Garden School:


Garden School:
Teaching this week: Rose pruning (as always!) and leaf mold.

Friday, 1 December 2017

Ferns - How to tidy them up for winter

Winter really seems to have arrived this year, and it's only the first of December: we've had heavy frost here for the last week, and all those plants that were bravely - and wrongly - flowering out of season will now be suffering the consequences.

There are still jobs to be done in the garden, and one of those is to cut back the ferns that are now looking sad and battered.

Some years, they retain good colour and some springiness in their foliage right through to March, but this year they seem to be going brown and lying down very early, which gives us a nice winter job to do.

Here's one I did last week, half done to show you Before and  After in one go: you can see the tight, shiny "knot" of new fronds in the centre, and you can see that, on one  half,  I have cut the old stalks down so tight to the base that you can't even see where they were.



Here is a classic case - right - of  How Not To Do It.

Horrible, eh? This is what it looked like in late April, and the owner had been looking at it, like this, all winter long.

But they were not alone, a lot of  people make this mistake, when cutting back non-evergreen ferns; they chop off the old fronds a couple of inches above the base, in the mistaken belief that they are being kind to the plants by leaving them a bit of frost protection.

Not so!  Well, unless you live in the very north of the country, or on a very exposed hill-top or coast, but even then, ferns don't need it, they are fully hardy and can cope with whatever the UK throws at them.

Also, if you leave a fringe of dead stalks like this,  you are creating a lovely "bug hotel" for overwintering slugs, snails, and other beasties. Now, this could he could be considered a good thing, if you are keen on preserving the wildlife, but personally I would rather leave them some piles of logs and branches around the far back edges of the garden, rather than encouraging them to hang around my beds and borders, not to mention how the dead bits don't really add to the beauty of the winter border.
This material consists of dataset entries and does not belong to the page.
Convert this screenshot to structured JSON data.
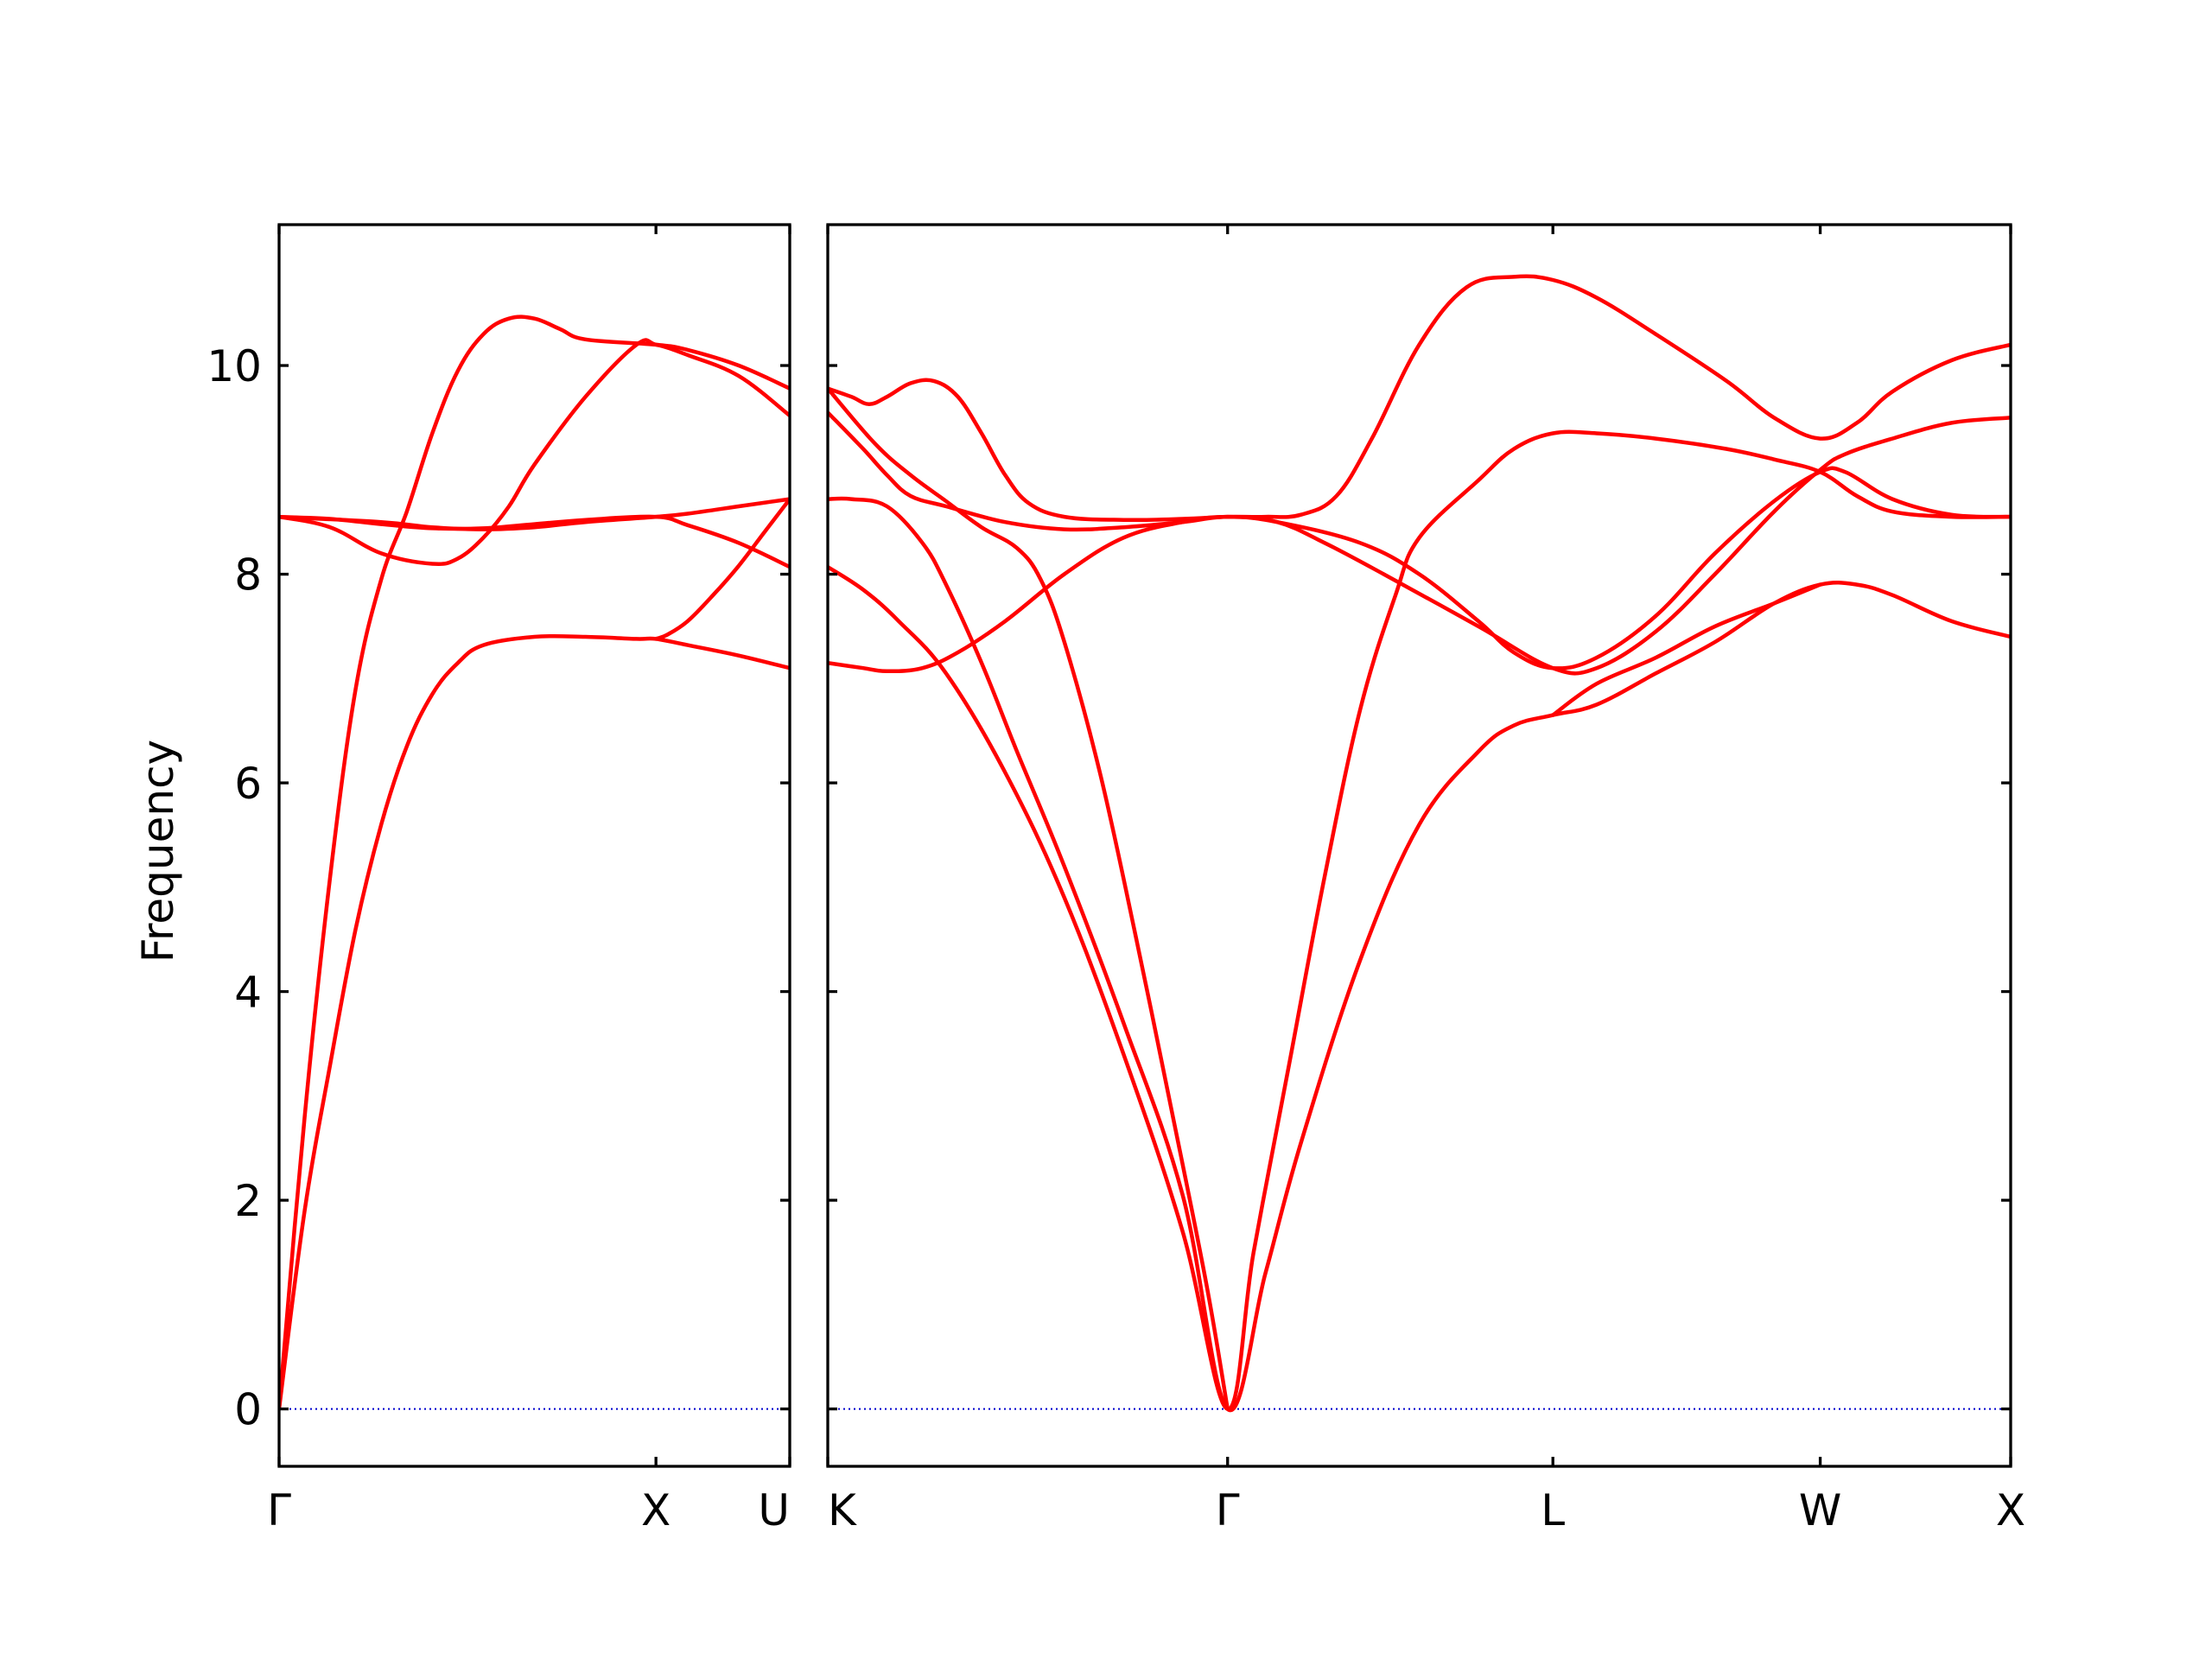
{
  "chart_data": {
    "type": "line",
    "ylabel": "Frequency",
    "ylim": [
      -0.55,
      11.35
    ],
    "yticks": [
      0,
      2,
      4,
      6,
      8,
      10
    ],
    "colors": {
      "band": "#ff0000",
      "zero_line": "#0000cc"
    },
    "zero_line": {
      "y": 0,
      "style": "dotted"
    },
    "grid": false,
    "panels": [
      {
        "name": "panel-gamma-x-u",
        "xlim": [
          0,
          1
        ],
        "xticks": [
          {
            "x": 0.0,
            "label": "Γ"
          },
          {
            "x": 0.738,
            "label": "X"
          },
          {
            "x": 1.0,
            "label": "U"
          }
        ],
        "series": [
          {
            "values": [
              [
                0,
                0
              ],
              [
                0.05,
                1.9
              ],
              [
                0.1,
                3.3
              ],
              [
                0.15,
                4.6
              ],
              [
                0.2,
                5.6
              ],
              [
                0.25,
                6.35
              ],
              [
                0.3,
                6.85
              ],
              [
                0.35,
                7.15
              ],
              [
                0.4,
                7.32
              ],
              [
                0.5,
                7.4
              ],
              [
                0.6,
                7.4
              ],
              [
                0.7,
                7.38
              ],
              [
                0.738,
                7.38
              ],
              [
                0.8,
                7.32
              ],
              [
                0.9,
                7.22
              ],
              [
                1.0,
                7.1
              ]
            ]
          },
          {
            "values": [
              [
                0,
                0
              ],
              [
                0.05,
                2.8
              ],
              [
                0.1,
                5.1
              ],
              [
                0.15,
                6.9
              ],
              [
                0.2,
                7.95
              ],
              [
                0.25,
                8.6
              ],
              [
                0.3,
                9.35
              ],
              [
                0.35,
                9.95
              ],
              [
                0.4,
                10.3
              ],
              [
                0.45,
                10.45
              ],
              [
                0.5,
                10.45
              ],
              [
                0.55,
                10.35
              ],
              [
                0.6,
                10.25
              ],
              [
                0.738,
                10.2
              ],
              [
                0.8,
                10.15
              ],
              [
                0.9,
                10.0
              ],
              [
                1.0,
                9.78
              ]
            ]
          },
          {
            "values": [
              [
                0,
                8.55
              ],
              [
                0.1,
                8.45
              ],
              [
                0.2,
                8.2
              ],
              [
                0.3,
                8.1
              ],
              [
                0.35,
                8.15
              ],
              [
                0.4,
                8.35
              ],
              [
                0.45,
                8.65
              ],
              [
                0.5,
                9.05
              ],
              [
                0.6,
                9.7
              ],
              [
                0.7,
                10.2
              ],
              [
                0.738,
                10.2
              ],
              [
                0.8,
                10.1
              ],
              [
                0.9,
                9.9
              ],
              [
                1.0,
                9.52
              ]
            ]
          },
          {
            "values": [
              [
                0,
                8.55
              ],
              [
                0.1,
                8.53
              ],
              [
                0.2,
                8.48
              ],
              [
                0.3,
                8.44
              ],
              [
                0.4,
                8.44
              ],
              [
                0.5,
                8.48
              ],
              [
                0.6,
                8.52
              ],
              [
                0.738,
                8.55
              ],
              [
                0.8,
                8.47
              ],
              [
                0.9,
                8.3
              ],
              [
                1.0,
                8.07
              ]
            ]
          },
          {
            "values": [
              [
                0,
                8.55
              ],
              [
                0.2,
                8.5
              ],
              [
                0.3,
                8.45
              ],
              [
                0.4,
                8.43
              ],
              [
                0.5,
                8.45
              ],
              [
                0.6,
                8.5
              ],
              [
                0.738,
                8.55
              ],
              [
                0.8,
                8.58
              ],
              [
                0.9,
                8.65
              ],
              [
                1.0,
                8.72
              ]
            ]
          },
          {
            "values": [
              [
                0.738,
                7.38
              ],
              [
                0.76,
                7.42
              ],
              [
                0.8,
                7.55
              ],
              [
                0.85,
                7.8
              ],
              [
                0.9,
                8.08
              ],
              [
                0.95,
                8.4
              ],
              [
                1.0,
                8.72
              ]
            ]
          }
        ]
      },
      {
        "name": "panel-k-gamma-l-w-x",
        "xlim": [
          0,
          1
        ],
        "xticks": [
          {
            "x": 0.0,
            "label": "K"
          },
          {
            "x": 0.338,
            "label": "Γ"
          },
          {
            "x": 0.613,
            "label": "L"
          },
          {
            "x": 0.839,
            "label": "W"
          },
          {
            "x": 1.0,
            "label": "X"
          }
        ],
        "series": [
          {
            "values": [
              [
                0,
                9.78
              ],
              [
                0.02,
                9.7
              ],
              [
                0.035,
                9.63
              ],
              [
                0.05,
                9.7
              ],
              [
                0.07,
                9.83
              ],
              [
                0.09,
                9.85
              ],
              [
                0.11,
                9.7
              ],
              [
                0.13,
                9.35
              ],
              [
                0.15,
                8.95
              ],
              [
                0.17,
                8.68
              ],
              [
                0.2,
                8.55
              ],
              [
                0.25,
                8.52
              ],
              [
                0.3,
                8.53
              ],
              [
                0.338,
                8.55
              ],
              [
                0.37,
                8.55
              ],
              [
                0.4,
                8.57
              ],
              [
                0.43,
                8.75
              ],
              [
                0.46,
                9.3
              ],
              [
                0.5,
                10.2
              ],
              [
                0.54,
                10.75
              ],
              [
                0.58,
                10.85
              ],
              [
                0.613,
                10.82
              ],
              [
                0.65,
                10.65
              ],
              [
                0.7,
                10.3
              ],
              [
                0.76,
                9.85
              ],
              [
                0.8,
                9.5
              ],
              [
                0.839,
                9.3
              ],
              [
                0.87,
                9.45
              ],
              [
                0.9,
                9.75
              ],
              [
                0.95,
                10.05
              ],
              [
                1.0,
                10.2
              ]
            ]
          },
          {
            "values": [
              [
                0,
                9.55
              ],
              [
                0.03,
                9.2
              ],
              [
                0.05,
                8.95
              ],
              [
                0.07,
                8.75
              ],
              [
                0.1,
                8.65
              ],
              [
                0.15,
                8.5
              ],
              [
                0.2,
                8.43
              ],
              [
                0.25,
                8.45
              ],
              [
                0.3,
                8.5
              ],
              [
                0.338,
                8.55
              ],
              [
                0.38,
                8.5
              ],
              [
                0.45,
                8.3
              ],
              [
                0.5,
                8.0
              ],
              [
                0.55,
                7.55
              ],
              [
                0.58,
                7.25
              ],
              [
                0.613,
                7.1
              ],
              [
                0.65,
                7.2
              ],
              [
                0.7,
                7.6
              ],
              [
                0.75,
                8.2
              ],
              [
                0.8,
                8.7
              ],
              [
                0.839,
                8.98
              ],
              [
                0.86,
                8.98
              ],
              [
                0.9,
                8.72
              ],
              [
                0.95,
                8.57
              ],
              [
                1.0,
                8.55
              ]
            ]
          },
          {
            "values": [
              [
                0,
                7.15
              ],
              [
                0.03,
                7.1
              ],
              [
                0.05,
                7.07
              ],
              [
                0.08,
                7.1
              ],
              [
                0.11,
                7.25
              ],
              [
                0.15,
                7.55
              ],
              [
                0.2,
                8.0
              ],
              [
                0.25,
                8.35
              ],
              [
                0.3,
                8.5
              ],
              [
                0.338,
                8.55
              ],
              [
                0.38,
                8.5
              ],
              [
                0.42,
                8.3
              ],
              [
                0.47,
                8.0
              ],
              [
                0.55,
                7.5
              ],
              [
                0.613,
                7.1
              ],
              [
                0.65,
                7.1
              ],
              [
                0.7,
                7.45
              ],
              [
                0.75,
                8.0
              ],
              [
                0.8,
                8.6
              ],
              [
                0.839,
                9.0
              ],
              [
                0.86,
                9.15
              ],
              [
                0.9,
                9.3
              ],
              [
                0.95,
                9.45
              ],
              [
                1.0,
                9.5
              ]
            ]
          },
          {
            "values": [
              [
                0,
                8.72
              ],
              [
                0.02,
                8.72
              ],
              [
                0.05,
                8.65
              ],
              [
                0.08,
                8.3
              ],
              [
                0.1,
                7.9
              ],
              [
                0.13,
                7.15
              ],
              [
                0.16,
                6.3
              ],
              [
                0.2,
                5.2
              ],
              [
                0.25,
                3.7
              ],
              [
                0.3,
                2.05
              ],
              [
                0.338,
                0
              ],
              [
                0.37,
                1.3
              ],
              [
                0.4,
                2.55
              ],
              [
                0.45,
                4.3
              ],
              [
                0.5,
                5.6
              ],
              [
                0.55,
                6.3
              ],
              [
                0.58,
                6.55
              ],
              [
                0.613,
                6.65
              ],
              [
                0.65,
                6.75
              ],
              [
                0.7,
                7.05
              ],
              [
                0.75,
                7.35
              ],
              [
                0.8,
                7.72
              ],
              [
                0.839,
                7.9
              ],
              [
                0.87,
                7.9
              ],
              [
                0.9,
                7.8
              ],
              [
                0.95,
                7.55
              ],
              [
                1.0,
                7.4
              ]
            ]
          },
          {
            "values": [
              [
                0,
                8.07
              ],
              [
                0.03,
                7.85
              ],
              [
                0.06,
                7.55
              ],
              [
                0.1,
                7.05
              ],
              [
                0.15,
                6.1
              ],
              [
                0.2,
                4.9
              ],
              [
                0.25,
                3.4
              ],
              [
                0.3,
                1.7
              ],
              [
                0.338,
                0
              ],
              [
                0.36,
                1.5
              ],
              [
                0.39,
                3.3
              ],
              [
                0.42,
                5.1
              ],
              [
                0.45,
                6.7
              ],
              [
                0.48,
                7.8
              ],
              [
                0.5,
                8.35
              ],
              [
                0.55,
                8.9
              ],
              [
                0.58,
                9.2
              ],
              [
                0.613,
                9.35
              ],
              [
                0.65,
                9.35
              ],
              [
                0.7,
                9.3
              ],
              [
                0.76,
                9.2
              ],
              [
                0.8,
                9.1
              ],
              [
                0.839,
                8.98
              ],
              [
                0.87,
                8.75
              ],
              [
                0.9,
                8.6
              ],
              [
                0.95,
                8.55
              ],
              [
                1.0,
                8.55
              ]
            ]
          },
          {
            "values": [
              [
                0,
                9.78
              ],
              [
                0.04,
                9.25
              ],
              [
                0.07,
                8.95
              ],
              [
                0.1,
                8.7
              ],
              [
                0.13,
                8.45
              ],
              [
                0.16,
                8.25
              ],
              [
                0.18,
                7.95
              ],
              [
                0.2,
                7.35
              ],
              [
                0.23,
                6.1
              ],
              [
                0.26,
                4.55
              ],
              [
                0.29,
                2.9
              ],
              [
                0.32,
                1.2
              ],
              [
                0.338,
                0
              ]
            ]
          },
          {
            "values": [
              [
                0.613,
                6.65
              ],
              [
                0.65,
                6.95
              ],
              [
                0.7,
                7.2
              ],
              [
                0.75,
                7.5
              ],
              [
                0.8,
                7.72
              ],
              [
                0.839,
                7.9
              ]
            ]
          }
        ]
      }
    ]
  }
}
Finally, and as far as I am concerned, this is the best reason: if you don't cut off the old stalks right down close to the base, then you can't see the wonder of the new fronds unfolding, next spring.  Have you ever looked closely at new fern fronds? They are amazing! And so many people miss them completely, because they either didn't cut back the ferns at all, or left a few inches of old stalks on them.

Oh, actually that's not "finally" at all - the real "finally" is that, come next spring, if you have left a length of old stalk, and you want to clear away the by-now nasty rotted stems, it is really fiddly and time-consuming to do it without damaging the new fronds.

So, all ways round, it is much better to cut 'em back now, and cut 'em back hard!

2 comments:

  1. many thanks for your advice on ferns, Rachel. I've cut them right back and look forward to having new fronds in Spring :-)

    ReplyDelete
    Replies
    1. It's well worth doing, Harry: and a great opportunity - in spring - to try out your photography skills on those tender new fronds.